You must consider too that many entrepreneurs start several businesses through out the course of their lives. For each attempt, an entrepreneur would increase his/her chances at attaining wealth by 5%, no?
Well, if you wanted to be a real geek about it, given n attempts, your chances of a single success are 1 - (.95 ^ n)... but I'd also like to think that an entrepreneurial endeavor is not pure chance.
> I'd also like to think that an entrepreneurial endeavor is not pure chance.
Agreed, I don't think you'll ever succeed in your business attempts if you're not providing something new, original or just not established in the area. You'll make a killing opening a coffee shop in a moderate sized town - as long as there's not 3 Starbucks already there.

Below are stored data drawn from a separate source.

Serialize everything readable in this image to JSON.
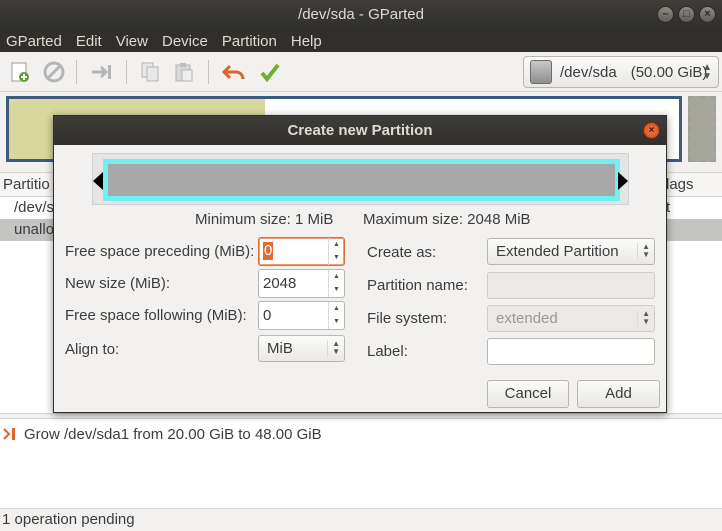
{
  "window": {
    "title": "/dev/sda - GParted"
  },
  "menu": [
    "GParted",
    "Edit",
    "View",
    "Device",
    "Partition",
    "Help"
  ],
  "toolbar": {
    "icons": [
      "new-partition-icon",
      "delete-icon",
      "resize-move-icon",
      "copy-icon",
      "paste-icon",
      "undo-icon",
      "apply-icon"
    ],
    "device_selector": {
      "device": "/dev/sda",
      "size": "(50.00 GiB)"
    }
  },
  "partition_list": {
    "header_partition": "Partitio",
    "header_flags": "lags",
    "rows": [
      {
        "name": "/dev/s",
        "trailing": "t",
        "selected": false
      },
      {
        "name": "unallo",
        "trailing": "",
        "selected": true
      }
    ]
  },
  "operations": {
    "items": [
      {
        "text": "Grow /dev/sda1 from 20.00 GiB to 48.00 GiB"
      }
    ]
  },
  "status": {
    "text": "1 operation pending"
  },
  "dialog": {
    "title": "Create new Partition",
    "min_size": "Minimum size: 1 MiB",
    "max_size": "Maximum size: 2048 MiB",
    "left_fields": {
      "free_preceding": {
        "label": "Free space preceding (MiB):",
        "value": "0"
      },
      "new_size": {
        "label": "New size (MiB):",
        "value": "2048"
      },
      "free_following": {
        "label": "Free space following (MiB):",
        "value": "0"
      },
      "align_to": {
        "label": "Align to:",
        "value": "MiB"
      }
    },
    "right_fields": {
      "create_as": {
        "label": "Create as:",
        "value": "Extended Partition"
      },
      "partition_name": {
        "label": "Partition name:",
        "value": ""
      },
      "file_system": {
        "label": "File system:",
        "value": "extended"
      },
      "label": {
        "label": "Label:",
        "value": ""
      }
    },
    "buttons": {
      "cancel": "Cancel",
      "add": "Add"
    }
  },
  "colors": {
    "titlebar": "#302f2c",
    "accent_focus": "#e46a30",
    "size_bar_border": "#71f0f4",
    "partition_border": "#3d5a80",
    "used_space": "#d8d79e"
  }
}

There's a lot to business beyond the idea, hence it's important to be a businessman once you've succeeded your entrepreneurial dream of getting a company started. You don't want your company to fail just because you fucked up and didn't file your taxes.
No... not if you are implying this because of a 95% failure rate, your odds improve with each attempt. Statistics have no memory. You are statistically part of the same group every time. You don't increase your chances of flipping a "heads" on a fair die by flipping tails first. The odds stay at 50%.
That's not to say that multiple attempts at starting profitable businesses won't teach you things, and increase your chances of success, your chances of picking the right strategy out of the gate, etc - but there is no simple "Hey if you list yourself as "entrepreneur" and keep trying, you'll end up rich.". Many people just end up wildly in debt and failure.
It's also not useful to take some aggregate 5% of businesses succeed so I have a 5% chance. Some business lack the talent, idea or plan to make it and have a virtually zero chance while others are way on the other end.